Au foyer Jacques avait une relation privilégiée avec l'ancienne maîtresse de maison, partie à la retraite, aujourd'hui. Au foyer, la maîtresse de maison met les résidents dans la nécessité de côtoyer l'autre, d'entrer en relation, d'échanger, de donner un conseil ou de refuser quelque chose, on peut dire qu'il y a relation éducative. Sa relation avec elle est profonde, certains éducateurs parleraient de relations maternelles, j’écris plutôt une envie d’amour.
Jacques est un sujet, qui crée ce tiers dans la relation. Il oblige à créer des outils éducatifs, malgré sa psychose, il nous force à être professionnel. Son regard est un temps festif, mais d’une fragilité de cristal de Baccarat
Souvent, je me dis si Jacques vient à mourir qui l’accompagnera ?
Il est la victime de ces énigmes qui interpellent l’autre. Nous avons des difficultés face à une personne qui ne parle pas, nous mettons des expressions verbales sur ses actes muets. Il est coupable, car il ne nous amène pas de traitement, ni de guérison. Il est un être de langages, de vie.
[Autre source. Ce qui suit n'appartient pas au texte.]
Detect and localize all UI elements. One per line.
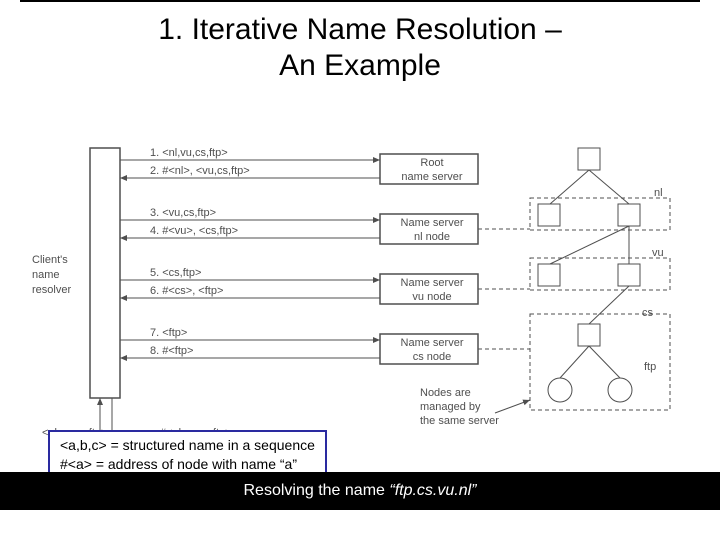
client-label-1: Client's [32, 254, 68, 266]
right-nl-label: nl [654, 187, 663, 199]
step7-label: 7. <ftp> [150, 327, 187, 339]
right-ftp-label: ftp [644, 361, 656, 373]
nodes-note-2: managed by [420, 401, 481, 413]
client-label-2: name [32, 269, 60, 281]
resolution-diagram: Client's name resolver Root name server … [30, 138, 690, 448]
client-label-3: resolver [32, 284, 71, 296]
step2-label: 2. #<nl>, <vu,cs,ftp> [150, 165, 250, 177]
step8-label: 8. #<ftp> [150, 345, 193, 357]
right-cs-label: cs [642, 307, 654, 319]
ns-cs-l2: cs node [413, 351, 452, 363]
root-server-l1: Root [420, 157, 443, 169]
ns-nl-l2: nl node [414, 231, 450, 243]
right-vu-label: vu [652, 247, 664, 259]
ns-nl-l1: Name server [401, 217, 464, 229]
nodes-note-1: Nodes are [420, 387, 471, 399]
footer-bar: Resolving the name “ftp.cs.vu.nl” [0, 472, 720, 510]
ns-vu-l2: vu node [412, 291, 451, 303]
step4-label: 4. #<vu>, <cs,ftp> [150, 225, 238, 237]
footer-prefix: Resolving the name [244, 482, 390, 499]
step6-label: 6. #<cs>, <ftp> [150, 285, 223, 297]
step1-label: 1. <nl,vu,cs,ftp> [150, 147, 228, 159]
title-line-2: An Example [279, 49, 441, 82]
ns-vu-l1: Name server [401, 277, 464, 289]
title-line-1: 1. Iterative Name Resolution – [158, 13, 562, 46]
root-server-l2: name server [401, 171, 462, 183]
legend-line-2: #<a> = address of node with name “a” [60, 455, 315, 474]
slide-title: 1. Iterative Name Resolution – An Exampl… [0, 2, 720, 92]
ns-cs-l1: Name server [401, 337, 464, 349]
nodes-note-3: the same server [420, 415, 499, 427]
step3-label: 3. <vu,cs,ftp> [150, 207, 216, 219]
step5-label: 5. <cs,ftp> [150, 267, 201, 279]
legend-line-1: <a,b,c> = structured name in a sequence [60, 436, 315, 455]
footer-quote: “ftp.cs.vu.nl” [389, 482, 476, 499]
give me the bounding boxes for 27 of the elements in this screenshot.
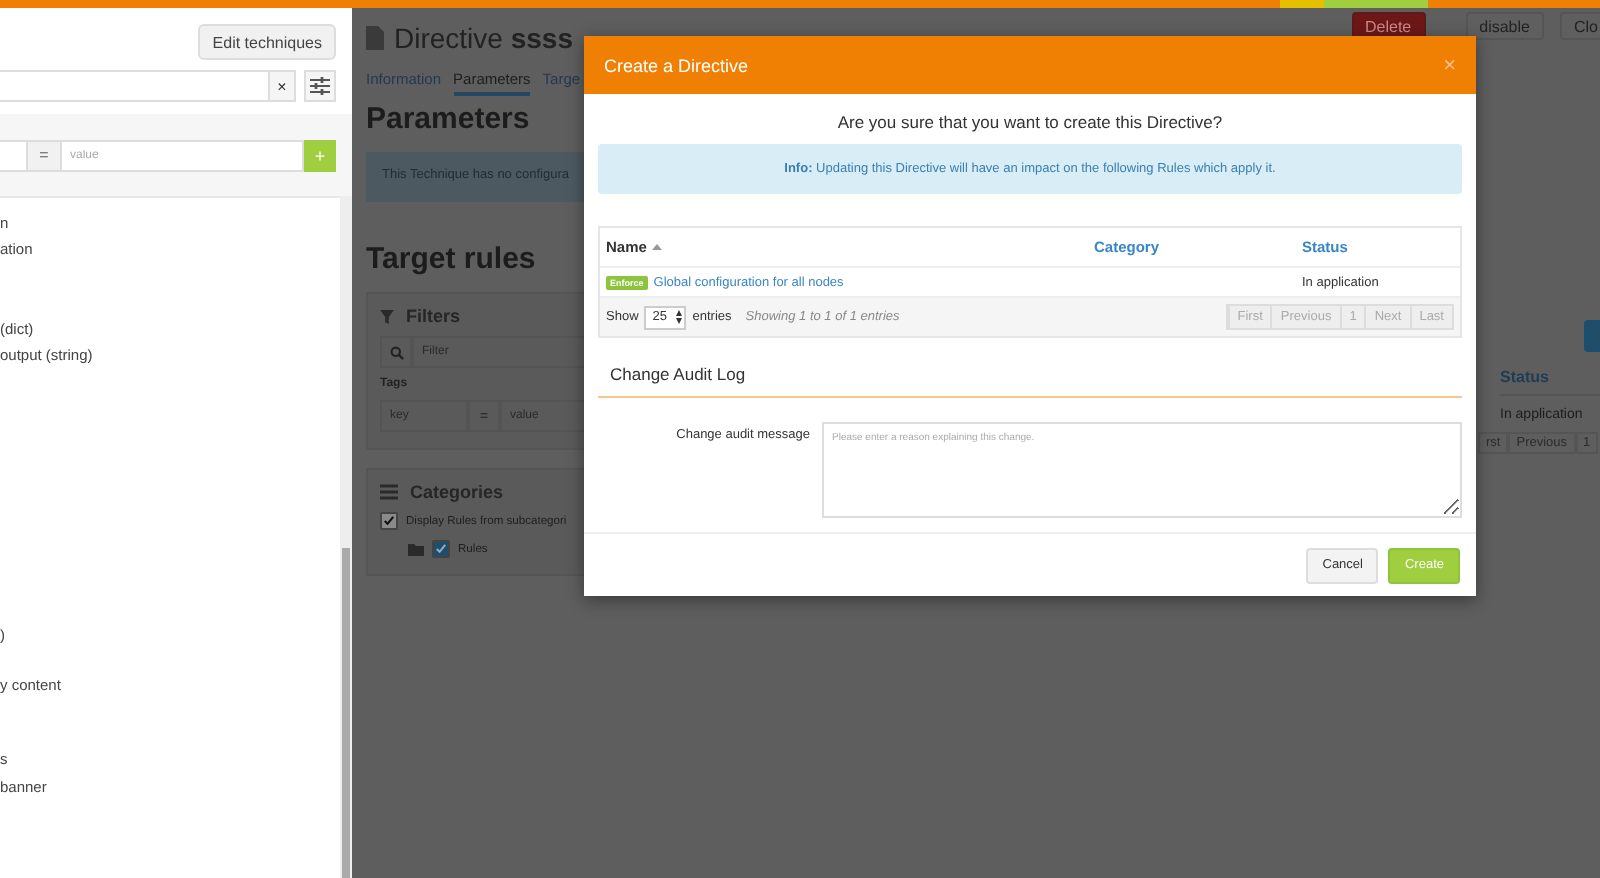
funnel-icon <box>380 309 394 323</box>
checkbox[interactable] <box>432 540 450 558</box>
key-field[interactable] <box>0 139 28 171</box>
column-header: Status <box>1500 360 1600 396</box>
section-heading: Change Audit Log <box>598 346 1462 398</box>
section-heading: Parameters <box>366 102 530 136</box>
add-button[interactable]: + <box>304 139 336 171</box>
edit-techniques-button[interactable]: Edit techniques <box>198 24 336 60</box>
list-icon <box>380 484 398 500</box>
equals-sign: = <box>28 139 60 171</box>
close-button[interactable]: × <box>1443 53 1456 77</box>
scrollbar-thumb[interactable] <box>342 548 350 878</box>
directive-title: Directive ssss <box>394 22 574 54</box>
section-heading: Target rules <box>366 242 536 276</box>
action-button[interactable]: Clo <box>1559 12 1600 40</box>
filter-settings-button[interactable] <box>304 70 336 102</box>
search-field[interactable]: × <box>0 70 296 102</box>
dialog-title: Create a Directive <box>604 55 749 75</box>
caret-icon <box>676 310 683 324</box>
checkbox[interactable] <box>380 512 398 530</box>
clear-button[interactable]: × <box>268 72 294 100</box>
search-icon <box>380 336 412 368</box>
confirmation-question: Are you sure that you want to create this Directive? <box>835 112 1225 132</box>
sliders-icon <box>310 76 330 96</box>
document-icon <box>366 26 384 50</box>
folder-icon <box>408 543 424 555</box>
action-button[interactable]: disable <box>1465 12 1544 40</box>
Il est impossible que sa mère soit coupable, il n’a jamais eu de mère affective, qu’une génitrice
Il n’écrit pas, il ne participe à aucun colloque. Il utilise comme code de la communication, un truc qu'il a créé, le ressenti.
Jacques m'a aidé à construire ma boîte à outil professionnel.
Pourtant, il me semble qui lui manque qu’une image, celle de la parole. Anne-Marie Sudry, psychanalyste, écrit sur le site de Lacan quotidien, Jacques Lacan nous enseigne que ce n’est pas un être muet, bien au contraire il est plutôt « verbeux ». C’est un sujet maître du langage mais qui ne parle pas. Il possède un langage « interrompu au niveau de la parole ». Dois je accepter ces vacances de paroles, comme le dit Deligny ?
Une dernière interrogation, il balise comment le temps ? En a-t-il besoin ?
En conclusion, discutant avec un stagiaire éducateur d’école, je lui parle de mon ressenti, de mon amour pour Jacques. Il me répond qu’à l’école, des formateurs insistent sur la distance, sur le dépassement de l’empathie.